Role: Hardware Operations / Supply Chain Manager
Role: Hardware Operations / Supply Chain Manager
Phase: Post-pilot — hired when 10+ active deployments exist and hardware logistics are consuming more than 20% of the Field Ops Coordinator’s time Engagement type: Full-time employee Budget: $65,000–$85,000 base salary When to hire: After 10 active customer deployments; when device procurement, provisioning, and failure management can no longer be handled ad hoc Status: Not yet relevant — do not hire until scaled deployments confirm the need
Why This Role Becomes Necessary
At 5 customers, the Field Ops Coordinator can manage hardware logistics alongside customer success. At 10, the volume of devices, the variation in failure modes, the BOM cost tracking, and the provisioning complexity exceed what one person can absorb alongside customer-facing work.
The specific triggers that indicate this role is needed:
- More than 200 badges in the field across active deployments
- Contract manufacturer relationship requires a single owned contact on Actual’s side
- Blues Wireless Notecard supply chain risk is unmanaged (single-source dependency)
- Battery replacement cycles, RMAs, and device refurb are undocumented
- BOM cost per badge is not being tracked at the line-item level
This person does not design hardware — the Firmware Engineer (role 03) and Industrial Designer (role 05) own that.
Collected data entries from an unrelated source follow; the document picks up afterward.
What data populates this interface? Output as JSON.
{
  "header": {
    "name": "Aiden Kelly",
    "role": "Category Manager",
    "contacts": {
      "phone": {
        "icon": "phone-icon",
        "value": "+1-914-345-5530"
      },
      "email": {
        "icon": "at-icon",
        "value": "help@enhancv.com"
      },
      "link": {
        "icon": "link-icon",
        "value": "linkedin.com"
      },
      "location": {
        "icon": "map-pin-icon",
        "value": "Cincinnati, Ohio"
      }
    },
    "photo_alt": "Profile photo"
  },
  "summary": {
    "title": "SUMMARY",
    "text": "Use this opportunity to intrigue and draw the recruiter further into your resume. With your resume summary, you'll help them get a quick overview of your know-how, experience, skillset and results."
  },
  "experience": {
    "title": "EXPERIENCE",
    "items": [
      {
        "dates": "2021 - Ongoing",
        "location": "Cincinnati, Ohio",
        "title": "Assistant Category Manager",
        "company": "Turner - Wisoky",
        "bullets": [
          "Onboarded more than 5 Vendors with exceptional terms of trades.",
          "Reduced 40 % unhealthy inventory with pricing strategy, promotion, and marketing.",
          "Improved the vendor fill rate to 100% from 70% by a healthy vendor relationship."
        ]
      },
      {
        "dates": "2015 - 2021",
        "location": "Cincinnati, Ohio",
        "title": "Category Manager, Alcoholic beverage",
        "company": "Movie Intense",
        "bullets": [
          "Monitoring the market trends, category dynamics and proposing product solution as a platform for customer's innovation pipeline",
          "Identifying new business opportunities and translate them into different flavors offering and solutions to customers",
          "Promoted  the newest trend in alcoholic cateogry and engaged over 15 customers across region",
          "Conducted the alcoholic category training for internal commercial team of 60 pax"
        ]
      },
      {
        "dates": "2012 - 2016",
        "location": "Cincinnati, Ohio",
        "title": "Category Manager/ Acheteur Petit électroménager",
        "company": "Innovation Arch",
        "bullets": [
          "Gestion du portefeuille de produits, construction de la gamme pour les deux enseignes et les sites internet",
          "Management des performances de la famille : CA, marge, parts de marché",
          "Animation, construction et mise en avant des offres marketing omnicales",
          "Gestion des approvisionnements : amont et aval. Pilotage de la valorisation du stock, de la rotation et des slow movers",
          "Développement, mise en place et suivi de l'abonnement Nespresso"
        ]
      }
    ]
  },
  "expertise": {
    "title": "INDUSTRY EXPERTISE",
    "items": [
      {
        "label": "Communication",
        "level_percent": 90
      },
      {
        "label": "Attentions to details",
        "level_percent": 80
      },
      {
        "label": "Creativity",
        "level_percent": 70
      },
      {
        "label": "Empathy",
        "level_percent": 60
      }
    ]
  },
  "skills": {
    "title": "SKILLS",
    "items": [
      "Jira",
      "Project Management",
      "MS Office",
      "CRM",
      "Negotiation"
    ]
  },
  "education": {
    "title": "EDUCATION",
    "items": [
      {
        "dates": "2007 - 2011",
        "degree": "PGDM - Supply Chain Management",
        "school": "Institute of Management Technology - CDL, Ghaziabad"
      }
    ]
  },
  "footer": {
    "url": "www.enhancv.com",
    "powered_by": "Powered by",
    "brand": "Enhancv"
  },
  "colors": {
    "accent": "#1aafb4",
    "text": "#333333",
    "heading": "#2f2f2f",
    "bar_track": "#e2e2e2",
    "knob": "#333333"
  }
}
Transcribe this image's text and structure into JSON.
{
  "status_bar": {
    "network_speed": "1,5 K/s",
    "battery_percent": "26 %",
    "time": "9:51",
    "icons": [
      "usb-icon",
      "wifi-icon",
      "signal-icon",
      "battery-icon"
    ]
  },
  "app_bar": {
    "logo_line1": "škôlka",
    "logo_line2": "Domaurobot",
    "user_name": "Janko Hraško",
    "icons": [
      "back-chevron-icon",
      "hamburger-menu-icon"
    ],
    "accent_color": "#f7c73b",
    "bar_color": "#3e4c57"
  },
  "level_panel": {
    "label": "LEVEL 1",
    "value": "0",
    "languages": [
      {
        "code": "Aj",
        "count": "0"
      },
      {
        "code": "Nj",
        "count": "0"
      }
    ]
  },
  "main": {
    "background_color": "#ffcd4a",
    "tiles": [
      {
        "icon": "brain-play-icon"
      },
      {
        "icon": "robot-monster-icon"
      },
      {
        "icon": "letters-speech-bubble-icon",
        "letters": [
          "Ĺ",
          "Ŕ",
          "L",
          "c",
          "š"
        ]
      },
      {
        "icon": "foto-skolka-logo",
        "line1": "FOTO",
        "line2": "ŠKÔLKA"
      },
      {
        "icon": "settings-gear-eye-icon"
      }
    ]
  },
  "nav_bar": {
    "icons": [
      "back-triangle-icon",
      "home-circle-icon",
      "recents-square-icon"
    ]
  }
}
This person makes sure hardware gets made, shipped, provisioned, deployed, tracked, serviced, and returned correctly at scale.
Responsibilities
Bill of Materials Management
- Maintain a versioned BOM for every hardware configuration in production:
- Actual Badge (development version and production version if different)
- Jobsite BLE Tag
- Vehicle Mount Tag (if applicable)
- All cables, enclosures, mounting hardware included in deployment kit
- Track unit cost at the component level and total landed cost per device
- Flag when component prices change more than 10% quarter over quarter
- Identify second-source options for all critical single-source components
Blues Wireless Notecard — specific risk tracking: The Blues Notecard is currently the single-source cellular + GPS modem for the Actual Badge. If Blues raises prices, changes the API, or has supply constraints, the badge hardware is affected. This role must maintain:
- Current pricing tier and renewal date
- Minimum order quantities and lead times
- Alternative modems evaluated and documented (Quectel, u-blox, SIM7670C considered)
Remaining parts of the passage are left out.